I kept hearing people saying good comments about Elixir and its most popular web framework: Phoenix, from last year. People pitched the language with the Ruby syntax however much more performant because it is built on BEAM, leveraging its robustness and speedy performance. And due to some personal business I had to travel and took about 5 hours flight and therefore I decided to get my flight time to have a brief overlook of the language. I am using the “Getting Started” documentation from the elixir-lang.org. The first impression is unlike other mainstreet langauge, elixir got a few things right.
- Reference semantic
The example is extracted from the example of Joe Armstrong’s A week of Elixir. The creator of the language apparently understand that the mechanics that the value itself should be immutable and we are just binding a value to a name, if we would like to “modify” it then we should just rebind the name to a different value, but not make the semantic having the side-effect instead.
iex(9)> s = HashSet.new
#HashSet<[]>
iex(10)> s = HashSet.put(s, :element)
#HashSet<[:element]>
- Closure done right
It is common when main street language trying to catch-up with the wagon of functional programming, they did it wrong.

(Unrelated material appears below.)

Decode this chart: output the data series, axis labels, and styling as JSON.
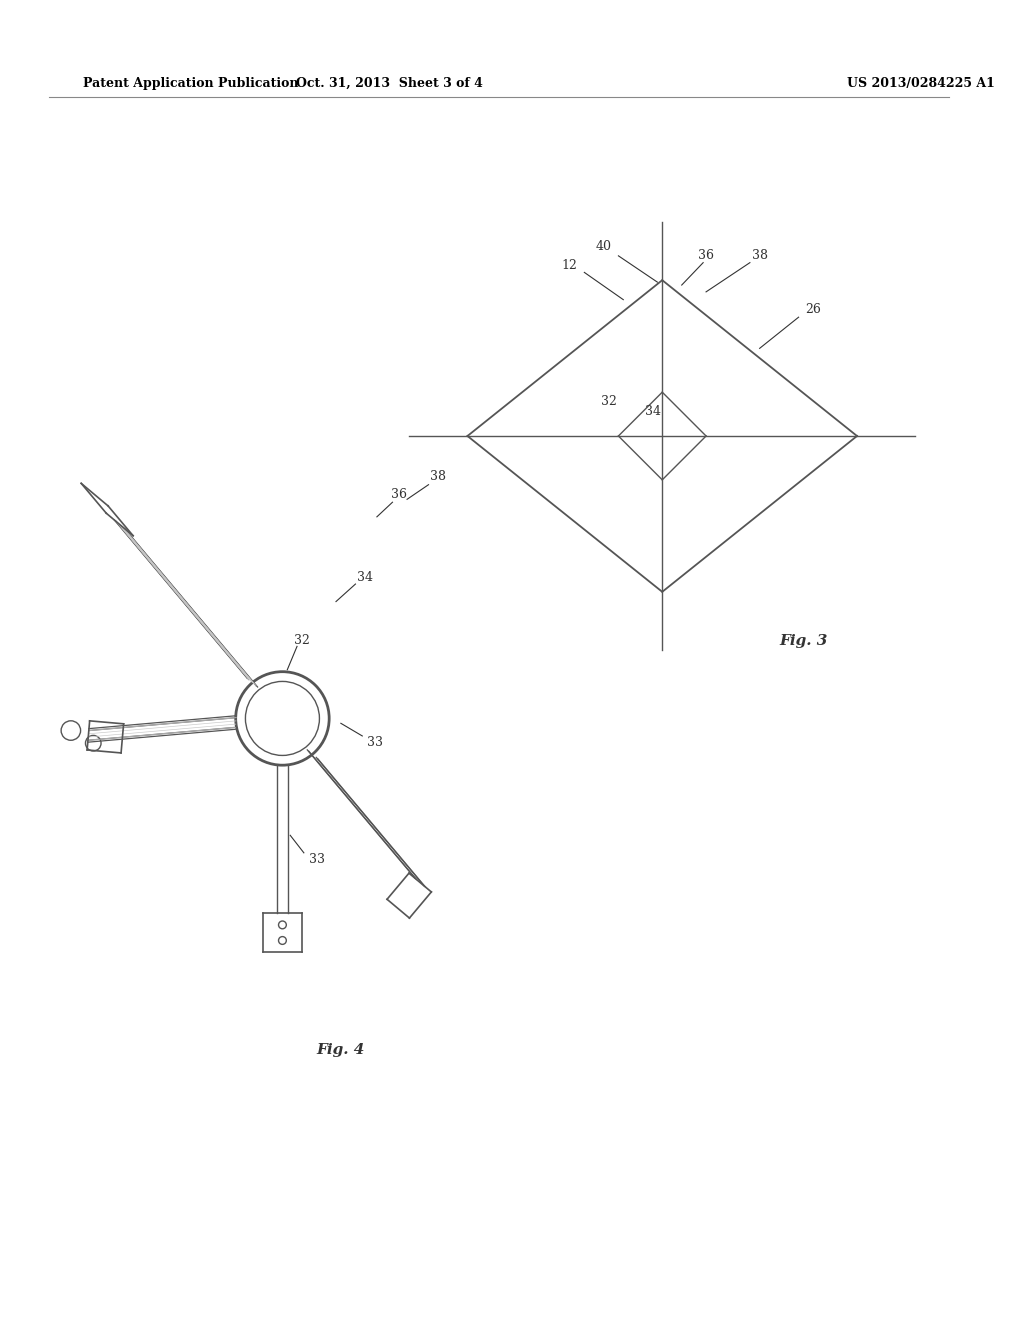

One famous example is python’s lambda, which obviously didn’t honor the semantic of closure where the value should be captured and freezed.
a = 1
>>> f = lambda x: x + a
>>> f(5)
6
>>> a = 3
>>> f(5)
8
And Elixir did it right.
iex(11)> a = 5
5
iex(12)> f = fn(x) -> x + a end
#Function<6.50752066/1 in :erl_eval.expr/5>
iex(13)> f.(1)
6
iex(14)> a = 10
10
iex(15)> f.(1)
6
- Macro
I didn’t check the manual to verify if everything in Elixir is an expression or not, but I played with a few of control flow structure and it seems like so.
iex(1)> if nil do
…(1)> “haha”
…(1)> else
…(1)> “world”
…(1)> end
“world”
And the good thing is that I didn’t aware that Elixir actually comes with Macro. The above if/else control flow is actulally just a macro and rewrite it to the following structure.
iex(18)> if false, do: :this, else: :that
:that
- Sigil
Not sure if Sigil is also achieved with Macro, but it is great that with a PCRE like Regex to make the daily scripting handy.
iex(16)> “HELLO” =~ ~r/hello/
false
- Exit is catchable
It should be inherited from BEAM’s feature, most of the languages has exit to abort the program, but with BEAM’s own lightweight process. you can actually use exit as a signal to notify the parent process to do something about it.
iex(17)> try do
…(17)> exit “lalala”
…(17)> catch
…(17)> :exit, _ -> “boom”
…(17)> end
“boom”
Although I still prefer to program in a well-designed staic type language, overall I like Elixir. It looks like Ruby on a distant, but actually more about good inheritance from Erlang under the hood. If its community could catch up the size of Ruby, then it is definitely better than the world full of Ruby on Rails shop.